SpaceX plans to allow a large portion of its shares to become eligible for resale before the usual six-month restriction period post-IPO, under a staged system conditioned to the company’s performance, a company filing shows.
The approach, designed to avoid a large wave of shares hitting the market at once, would depart from the standard 180-day lock-up that has prevailed in the US.
Most companies going public restrict early investors from selling shares to help stabilise the stock.
SpaceX is betting on its future success for a faster process.
With the company aiming for a $1.75 trillion valuation, sales of even a small percentage of shares could represent tens of billions of dollars.
“It is probably better for the market that there will not be one big lock-up cliff,” said Mayer Brown attorney Ali Perry, who specialises in public launches.
The structure, unusual but not unprecedented, will allow certain shareholders to sell stock as early as after the company’s first quarterly earnings release post-IPO, if SpaceX performs well.
If the company and its stock performs well, most of the restricted pool could become eligible for sale over the following months, with any remaining shares unlocked at the end of the six-month period.
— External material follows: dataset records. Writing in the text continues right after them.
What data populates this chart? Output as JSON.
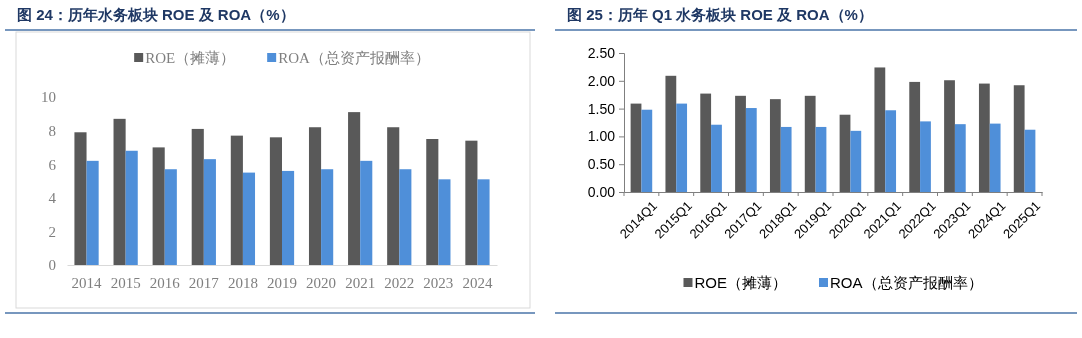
{
  "chart_data": [
    {
      "type": "bar",
      "title": "图 24：历年水务板块 ROE 及 ROA（%）",
      "categories": [
        "2014",
        "2015",
        "2016",
        "2017",
        "2018",
        "2019",
        "2020",
        "2021",
        "2022",
        "2023",
        "2024"
      ],
      "series": [
        {
          "name": "ROE（摊薄）",
          "color": "#595959",
          "values": [
            7.9,
            8.7,
            7.0,
            8.1,
            7.7,
            7.6,
            8.2,
            9.1,
            8.2,
            7.5,
            7.4
          ]
        },
        {
          "name": "ROA（总资产报酬率）",
          "color": "#4f8fd9",
          "values": [
            6.2,
            6.8,
            5.7,
            6.3,
            5.5,
            5.6,
            5.7,
            6.2,
            5.7,
            5.1,
            5.1
          ]
        }
      ],
      "ylim": [
        0,
        10
      ],
      "yticks": [
        0,
        2,
        4,
        6,
        8,
        10
      ],
      "legend": "top",
      "grid": false
    },
    {
      "type": "bar",
      "title": "图 25：历年 Q1 水务板块 ROE 及 ROA（%）",
      "categories": [
        "2014Q1",
        "2015Q1",
        "2016Q1",
        "2017Q1",
        "2018Q1",
        "2019Q1",
        "2020Q1",
        "2021Q1",
        "2022Q1",
        "2023Q1",
        "2024Q1",
        "2025Q1"
      ],
      "series": [
        {
          "name": "ROE（摊薄）",
          "color": "#595959",
          "values": [
            1.59,
            2.09,
            1.77,
            1.73,
            1.67,
            1.73,
            1.39,
            2.24,
            1.98,
            2.01,
            1.95,
            1.92
          ]
        },
        {
          "name": "ROA（总资产报酬率）",
          "color": "#4f8fd9",
          "values": [
            1.48,
            1.59,
            1.21,
            1.51,
            1.17,
            1.17,
            1.1,
            1.47,
            1.27,
            1.22,
            1.23,
            1.12
          ]
        }
      ],
      "ylim": [
        0,
        2.5
      ],
      "yticks": [
        {
          "value": 0,
          "label": "0.00"
        },
        {
          "value": 0.5,
          "label": "0.50"
        },
        {
          "value": 1,
          "label": "1.00"
        },
        {
          "value": 1.5,
          "label": "1.50"
        },
        {
          "value": 2,
          "label": "2.00"
        },
        {
          "value": 2.5,
          "label": "2.50"
        }
      ],
      "legend": "bottom",
      "grid": false
    }
  ]
}
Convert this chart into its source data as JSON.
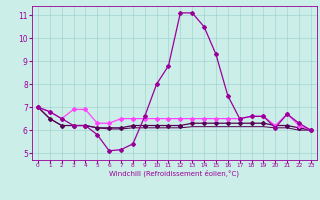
{
  "xlabel": "Windchill (Refroidissement éolien,°C)",
  "bg_color": "#cceee8",
  "line_color": "#990099",
  "dark_line_color": "#550055",
  "pink_line_color": "#ff44ff",
  "ylim": [
    4.7,
    11.4
  ],
  "xlim": [
    -0.5,
    23.5
  ],
  "yticks": [
    5,
    6,
    7,
    8,
    9,
    10,
    11
  ],
  "xticks": [
    0,
    1,
    2,
    3,
    4,
    5,
    6,
    7,
    8,
    9,
    10,
    11,
    12,
    13,
    14,
    15,
    16,
    17,
    18,
    19,
    20,
    21,
    22,
    23
  ],
  "hours": [
    0,
    1,
    2,
    3,
    4,
    5,
    6,
    7,
    8,
    9,
    10,
    11,
    12,
    13,
    14,
    15,
    16,
    17,
    18,
    19,
    20,
    21,
    22,
    23
  ],
  "line_main": [
    7.0,
    6.8,
    6.5,
    6.2,
    6.2,
    5.8,
    5.1,
    5.15,
    5.4,
    6.6,
    8.0,
    8.8,
    11.1,
    11.1,
    10.5,
    9.3,
    7.5,
    6.5,
    6.6,
    6.6,
    6.1,
    6.7,
    6.3,
    6.0
  ],
  "line_pink": [
    7.0,
    6.8,
    6.5,
    6.9,
    6.9,
    6.3,
    6.3,
    6.5,
    6.5,
    6.5,
    6.5,
    6.5,
    6.5,
    6.5,
    6.5,
    6.5,
    6.5,
    6.5,
    6.6,
    6.6,
    6.2,
    6.7,
    6.2,
    6.0
  ],
  "line_dark1": [
    7.0,
    6.5,
    6.2,
    6.2,
    6.2,
    6.1,
    6.1,
    6.1,
    6.2,
    6.2,
    6.2,
    6.2,
    6.2,
    6.3,
    6.3,
    6.3,
    6.3,
    6.3,
    6.3,
    6.3,
    6.2,
    6.2,
    6.1,
    6.0
  ],
  "line_dark2": [
    7.0,
    6.5,
    6.2,
    6.2,
    6.2,
    6.1,
    6.05,
    6.05,
    6.1,
    6.1,
    6.1,
    6.1,
    6.1,
    6.15,
    6.15,
    6.15,
    6.15,
    6.15,
    6.15,
    6.15,
    6.1,
    6.1,
    6.0,
    6.0
  ],
  "grid_color": "#99cccc",
  "marker": "D",
  "markersize": 2.0,
  "linewidth": 0.9
}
Restrictions usually apply to existing investors, employees, large institutional investors or people with access to privileged information.
Musk, who holds 85.1 per cent of the voting power and 12.3pc of the economic interest in Class A shares, has agreed to a 366-day restriction to sell his shares, according to the filing.
AI chip designer Cerebras, valued above $100 billion, has also adopted a staggered resale system, more common during the 2020 to 2021 IPO boom when companies had leverage to shape terms.
The staged release spreads potential resale over time and helps make post-IPO trading more orderly, but at the cost of potential volatility spread across the six-month period, rather than on a single day, lawyers say.
“The staggered approach smoothes out the initial impact, but doesn’t eliminate the impact, just redistributes it,” Perry said.
Under the plan, up to 20pc of the restricted shares can be sold shortly after the second-quarter earnings release.
An additional 10pc is contingent on the stock trading at least 30pc above its offering price.
Further blocks of 7pc are scheduled to become available at five points between 70 and 135 days after the listing, followed by another 28pc after a subsequent earnings report.